I would say definitely not.
Indeed. And if the bottom is indeed that straighforward, surely the best thing to do is to just go back and make good?
So if he goes back and does it, does it still count as "ground up"?
He won’t have ground upped ‘the young’ because he has already climbed the top via an alternate route. He has already practiced those moves so he can’t do the route ground up.
Ground-up has never been a standard to aspire to, it's what you default to after the onsight has failed.
Going back to the Great Western/ Western Front example, I don't see why not. What would invalidate it is falling off Great Western then getting back on by top-roping up Western Front.
Ground-up has never been a standard to aspire to, it's what you default to after the onsight has failed. Done badly I think it's a fair argument that a swift headpoint might be better style, but (I'd argue) of a lesser challenge.

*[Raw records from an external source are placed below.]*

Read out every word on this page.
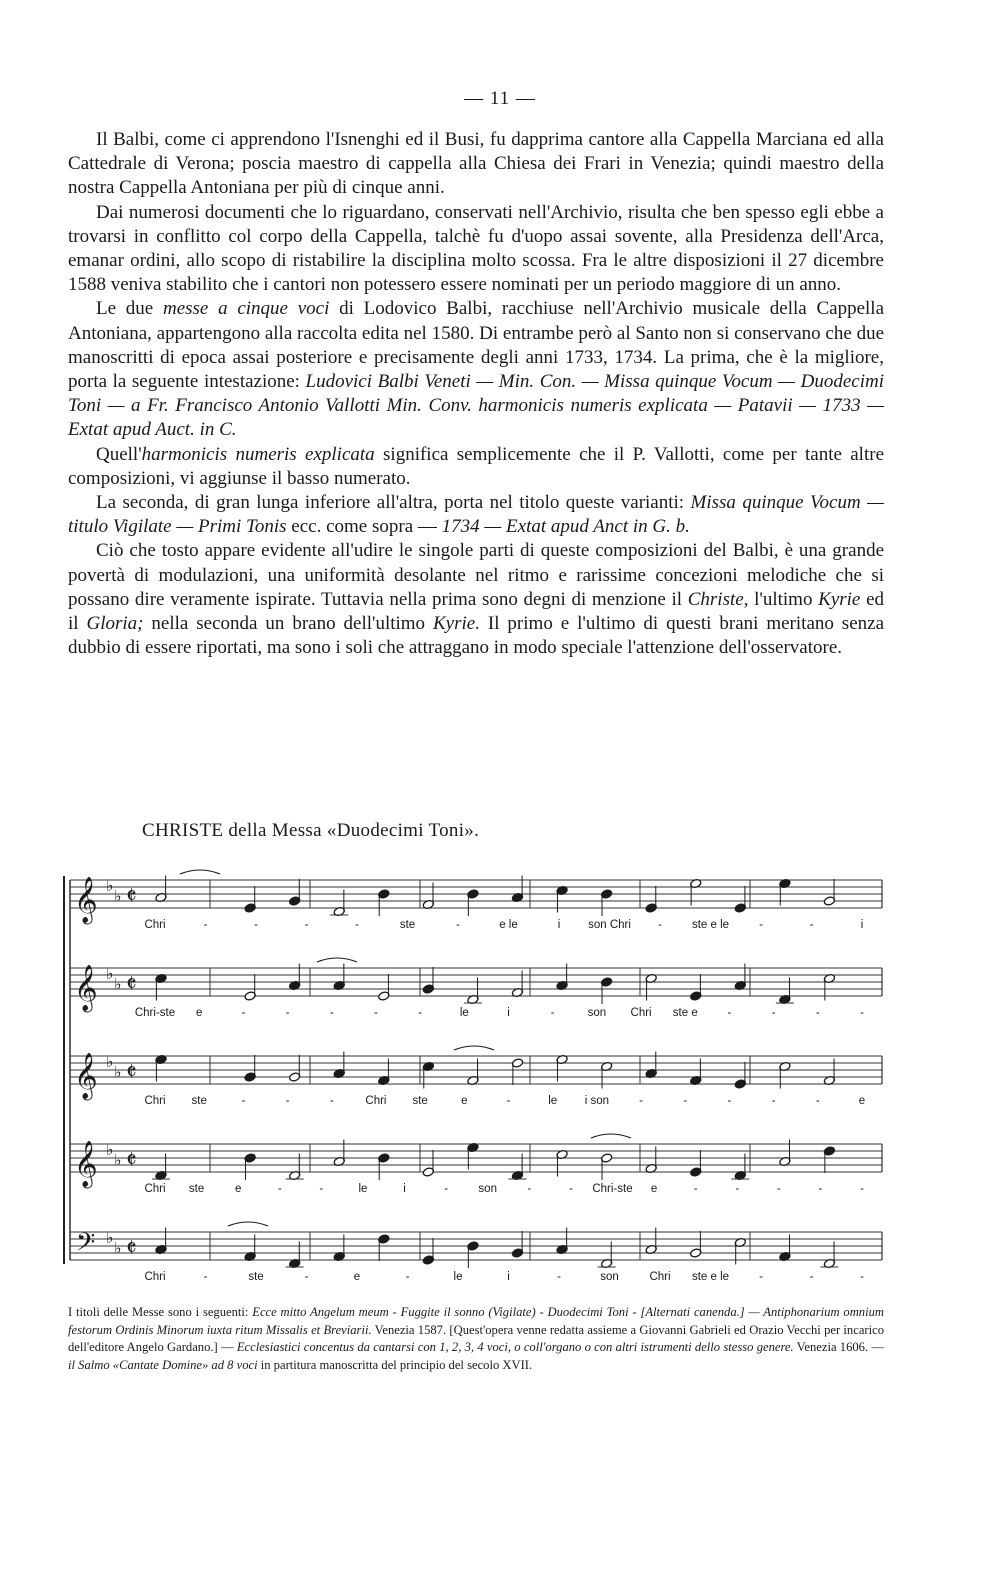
— 11 —

Il Balbi, come ci apprendono l'Isnenghi ed il Busi, fu dapprima cantore alla Cappella Marciana ed alla Cattedrale di Verona; poscia maestro di cappella alla Chiesa dei Frari in Venezia; quindi maestro della nostra Cappella Antoniana per più di cinque anni.

Dai numerosi documenti che lo riguardano, conservati nell'Archivio, risulta che ben spesso egli ebbe a trovarsi in conflitto col corpo della Cappella, talchè fu d'uopo assai sovente, alla Presidenza dell'Arca, emanar ordini, allo scopo di ristabilire la disciplina molto scossa. Fra le altre disposizioni il 27 dicembre 1588 veniva stabilito che i cantori non potessero essere nominati per un periodo maggiore di un anno.

Le due messe a cinque voci di Lodovico Balbi, racchiuse nell'Archivio musicale della Cappella Antoniana, appartengono alla raccolta edita nel 1580. Di entrambe però al Santo non si conservano che due manoscritti di epoca assai posteriore e precisamente degli anni 1733, 1734. La prima, che è la migliore, porta la seguente intestazione: Ludovici Balbi Veneti — Min. Con. — Missa quinque Vocum — Duodecimi Toni — a Fr. Francisco Antonio Vallotti Min. Conv. harmonicis numeris explicata — Patavii — 1733 — Extat apud Auct. in C.

Quell'harmonicis numeris explicata significa semplicemente che il P. Vallotti, come per tante altre composizioni, vi aggiunse il basso numerato.

La seconda, di gran lunga inferiore all'altra, porta nel titolo queste varianti: Missa quinque Vocum — titulo Vigilate — Primi Tonis ecc. come sopra — 1734 — Extat apud Anct in G. b.

Ciò che tosto appare evidente all'udire le singole parti di queste composizioni del Balbi, è una grande povertà di modulazioni, una uniformità desolante nel ritmo e rarissime concezioni melodiche che si possano dire veramente ispirate. Tuttavia nella prima sono degni di menzione il Christe, l'ultimo Kyrie ed il Gloria; nella seconda un brano dell'ultimo Kyrie. Il primo e l'ultimo di questi brani meritano senza dubbio di essere riportati, ma sono i soli che attraggano in modo speciale l'attenzione dell'osservatore.

CHRISTE della Messa «Duodecimi Toni».
𝄞 ♭
♭ 𝄵
Chri	-	-	-	-	ste	-	e le	i son Chri -	ste e le	-	-	i
𝄞 ♭
♭ 𝄵
Chri-ste e	-	-	-	-	-	le	i	-	son Chri ste e	-	-	-	-
𝄞 ♭
♭ 𝄵
Chri ste	-	-	-	Chri ste	e	-	le i son	-	-	-	-	-	e
𝄞 ♭
♭ 𝄵
Chri ste	e	-	-	le	i	-	son	-	- Chri-ste e	-	-	-	-	-
𝄢 ♭
♭ 𝄵
Chri	-	ste	-	e	-	le	i	-	son	Chri ste e le	-	-	-

I titoli delle Messe sono i seguenti: Ecce mitto Angelum meum - Fuggite il sonno (Vigilate) - Duodecimi Toni - [Alternati canenda.] — Antiphonarium omnium festorum Ordinis Minorum iuxta ritum Missalis et Breviarii. Venezia 1587. [Quest'opera venne redatta assieme a Giovanni Gabrieli ed Orazio Vecchi per incarico dell'editore Angelo Gardano.] — Ecclesiastici concentus da cantarsi con 1, 2, 3, 4 voci, o coll'organo o con altri istrumenti dello stesso genere. Venezia 1606. — il Salmo «Cantate Domine» ad 8 voci in partitura manoscritta del principio del secolo XVII.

If he goes back he will have improved in the style in which the route has previously been climbed. There will still be improvements to be made (on-sight, no chalk etc. etc.) but for me the most impressive but of any such ascent will always be commuting to those top moves not knowing what's up there and Franco has done that to a certain extent (no idea how much beta he had). Ethical improvements in how routes are climbed are often minor rather than a great leap forward and I think Franco has made a minor step forward, so fair play to him. The rest is just a semantics.